As commented, you can use the reply of Timeout in Python input function along with a repeat loop, so re-run the function when timeout occurs.

@timeout(seconds=5)
def read_user_name():
    name = input('Qual é o seu nome? ')
    print('Seja bem-vindo,', name)

attempts = 5

while attempts:
    try:
        read_user_name()
        break
    except Exception as error:
        print(error)
        attempts -= 1
else:
    print('Erro: acabaram suas tentativas')

^{See working on repl it.}

by Augusto Vasques • **15,321** points · Answer 2 · 2020-12-29T00:04:06+00:00

One solution to your problem is to use the module asyncio.
asyncio is a library for writing concurrent asynchronous code using syntax async/await.

asyncio operates on corroding which are a more generalized form of subroutines. Subroutines have input started at one point, and output at another point. Corroding can enter, exit, and continue at many different points and corroding are declared with the syntax async/await.

Perform a corroding with:

asyncio.run() executes and returns the result of corroutine.
asyncio.create_task() agenda and implementation of a corroding involves her in a Task returning him.
wait awaiting the return of a corroding. Can only be used inside another corrosion.
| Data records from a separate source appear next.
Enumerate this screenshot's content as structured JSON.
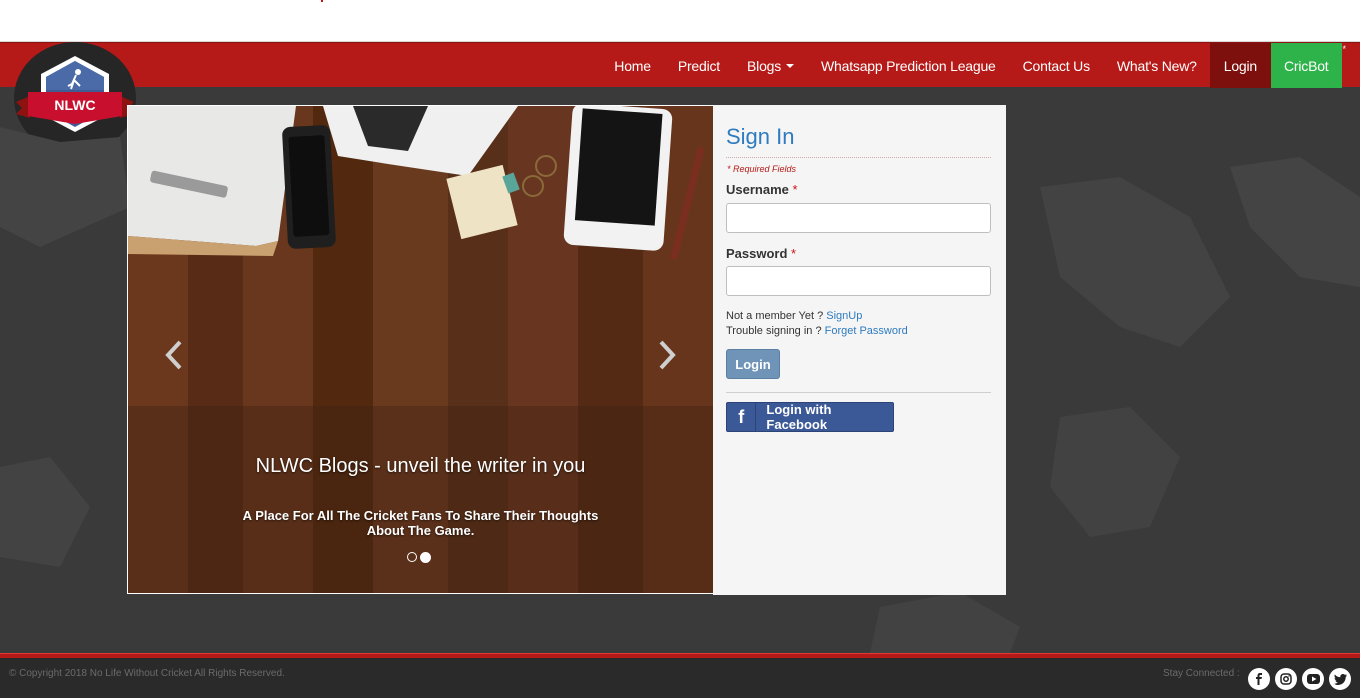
{
  "nav": {
    "items": [
      {
        "label": "Home"
      },
      {
        "label": "Predict"
      },
      {
        "label": "Blogs"
      },
      {
        "label": "Whatsapp Prediction League"
      },
      {
        "label": "Contact Us"
      },
      {
        "label": "What's New?"
      },
      {
        "label": "Login"
      },
      {
        "label": "CricBot"
      }
    ],
    "corner_mark": "*"
  },
  "logo": {
    "text": "NLWC"
  },
  "slider": {
    "title": "NLWC Blogs - unveil the writer in you",
    "subtitle": "A Place For All The Cricket Fans To Share Their Thoughts About The Game.",
    "active_slide": 2,
    "slide_count": 2
  },
  "signin": {
    "title": "Sign In",
    "required_note": "* Required Fields",
    "username_label": "Username",
    "password_label": "Password",
    "required_star": "*",
    "not_member_text": "Not a member Yet ?",
    "signup_link": "SignUp",
    "trouble_text": "Trouble signing in ?",
    "forget_link": "Forget Password",
    "login_button": "Login",
    "facebook_button": "Login with Facebook",
    "facebook_glyph": "f"
  },
  "footer": {
    "copyright": "© Copyright 2018 No Life Without Cricket All Rights Reserved.",
    "stay_connected": "Stay Connected :"
  },
  "colors": {
    "nav_red": "#b51a18",
    "nav_active": "#7d0f0d",
    "cricbot_green": "#2db34a",
    "signin_blue": "#2e7bbf",
    "facebook_blue": "#3b5897"
  },
  "icons": [
    "chevron-left-icon",
    "chevron-right-icon",
    "facebook-icon",
    "instagram-icon",
    "youtube-icon",
    "twitter-icon"
  ]
}
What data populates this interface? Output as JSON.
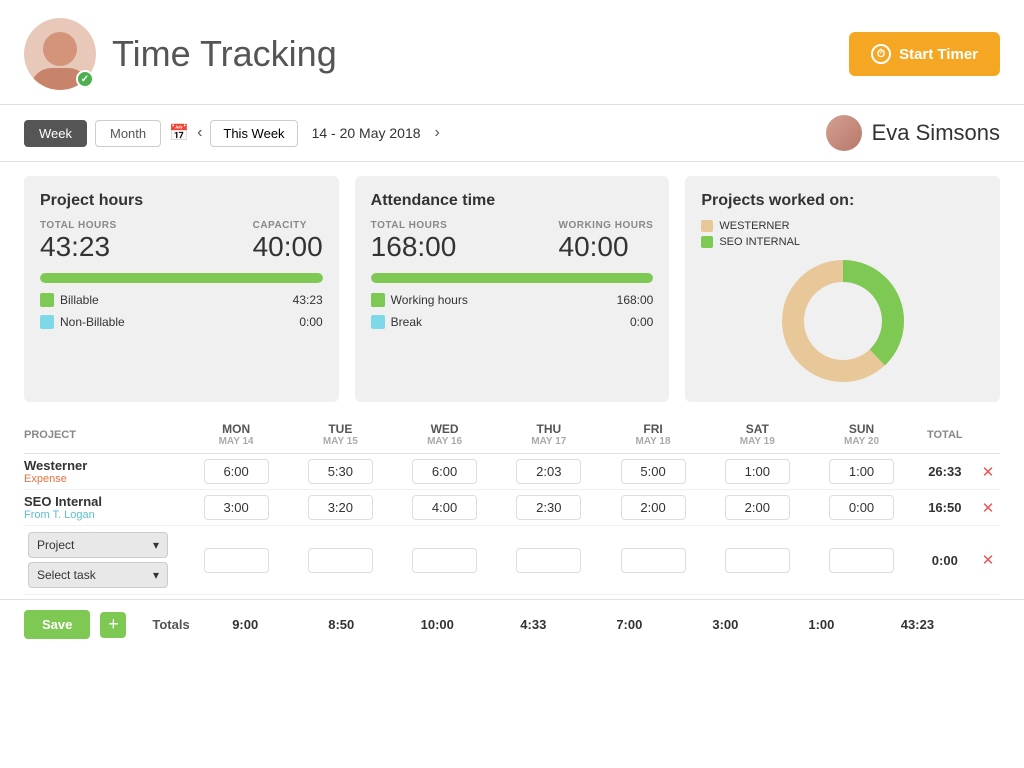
{
  "header": {
    "title": "Time Tracking",
    "start_timer_label": "Start Timer"
  },
  "nav": {
    "tab_week": "Week",
    "tab_month": "Month",
    "this_week_label": "This Week",
    "date_range": "14 - 20 May 2018",
    "user_name": "Eva Simsons"
  },
  "project_hours_card": {
    "title": "Project hours",
    "total_label": "TOTAL HOURS",
    "capacity_label": "CAPACITY",
    "total_value": "43:23",
    "capacity_value": "40:00",
    "progress_pct": 100,
    "billable_label": "Billable",
    "billable_value": "43:23",
    "nonbillable_label": "Non-Billable",
    "nonbillable_value": "0:00"
  },
  "attendance_card": {
    "title": "Attendance time",
    "total_label": "TOTAL HOURS",
    "working_label": "WORKING HOURS",
    "total_value": "168:00",
    "working_value": "40:00",
    "progress_pct": 100,
    "working_hours_label": "Working hours",
    "working_hours_value": "168:00",
    "break_label": "Break",
    "break_value": "0:00"
  },
  "projects_worked_card": {
    "title": "Projects worked on:",
    "legend": [
      {
        "label": "WESTERNER",
        "color": "#e8c898"
      },
      {
        "label": "SEO INTERNAL",
        "color": "#7ec854"
      }
    ],
    "donut": {
      "westerner_pct": 62,
      "seo_pct": 38
    }
  },
  "table": {
    "headers": {
      "project": "PROJECT",
      "mon": "Mon",
      "mon_date": "May 14",
      "tue": "Tue",
      "tue_date": "May 15",
      "wed": "Wed",
      "wed_date": "May 16",
      "thu": "Thu",
      "thu_date": "May 17",
      "fri": "Fri",
      "fri_date": "May 18",
      "sat": "Sat",
      "sat_date": "May 19",
      "sun": "Sun",
      "sun_date": "May 20",
      "total": "TOTAL"
    },
    "rows": [
      {
        "project": "Westerner",
        "sub": "Expense",
        "sub_color": "orange",
        "mon": "6:00",
        "tue": "5:30",
        "wed": "6:00",
        "thu": "2:03",
        "fri": "5:00",
        "sat": "1:00",
        "sun": "1:00",
        "total": "26:33"
      },
      {
        "project": "SEO Internal",
        "sub": "From T. Logan",
        "sub_color": "blue",
        "mon": "3:00",
        "tue": "3:20",
        "wed": "4:00",
        "thu": "2:30",
        "fri": "2:00",
        "sat": "2:00",
        "sun": "0:00",
        "total": "16:50"
      }
    ],
    "new_row": {
      "project_label": "Project",
      "task_label": "Select task",
      "total": "0:00"
    },
    "totals": {
      "label": "Totals",
      "mon": "9:00",
      "tue": "8:50",
      "wed": "10:00",
      "thu": "4:33",
      "fri": "7:00",
      "sat": "3:00",
      "sun": "1:00",
      "total": "43:23"
    }
  },
  "footer": {
    "save_label": "Save",
    "add_label": "+"
  }
}
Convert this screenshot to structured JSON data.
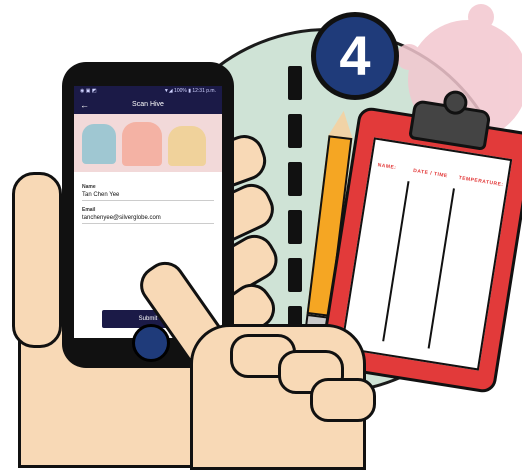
{
  "step": {
    "number": "4"
  },
  "phone": {
    "status": {
      "left": "◉ ▣ ◩",
      "right": "▼◢ 100% ▮ 12:31 p.m."
    },
    "topbar": {
      "title": "Scan Hive",
      "back_icon": "arrow-left-icon"
    },
    "form": {
      "name_label": "Name",
      "name_value": "Tan Chen Yee",
      "email_label": "Email",
      "email_value": "tanchenyee@silverglobe.com",
      "submit_label": "Submit"
    }
  },
  "clipboard": {
    "columns": [
      "NAME:",
      "DATE / TIME",
      "TEMPERATURE:"
    ]
  },
  "colors": {
    "circle": "#cfe3d6",
    "badge": "#1f3b7a",
    "clipboard": "#e23a3a",
    "app_bar": "#1b1a47"
  }
}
As an example two will be created corroding:

demorada() which is a corrosion that may or may not carry 10s to be executed, is a random choice decided on the line await asyncio.sleep(random.choice((0,10))) holding or not the processing by 10s. Returns a random number in the range [0,65536[.
main(timeout=1) is top-level corrosion. Creates an activity for corrosion demorada() and is on hold with timeout through the method asyncio.wait_for(aw, timeout) making an exception asyncio.TimeoutError if the running time of the activity lasts longer than timeout.

Example:

import asyncio
import random

async def demorada():
    await asyncio.sleep(random.choice((0,10)))            #Aleatoriamente sorteia se demora ou não 10s
    return random.randint(0, 65536)                       #Retorna no internalo [0,65536[
    
async def main(timeout=1):
   task = asyncio.create_task(demorada())                 #Agenda a corrotina demorada() e retorna um task. 
   try:
       await asyncio.wait_for(task, timeout)              #Aguarda a execução da Task com timeout.
   except asyncio.TimeoutError:
       task.cancel()                                      #Cancela a atividade.
       print("A função demorou demais para responder.")   #Imprime a mensagem.
   else:
       print(f"A função retornou {task.result()}")        #Imprime a mensagem com resultado de demorada()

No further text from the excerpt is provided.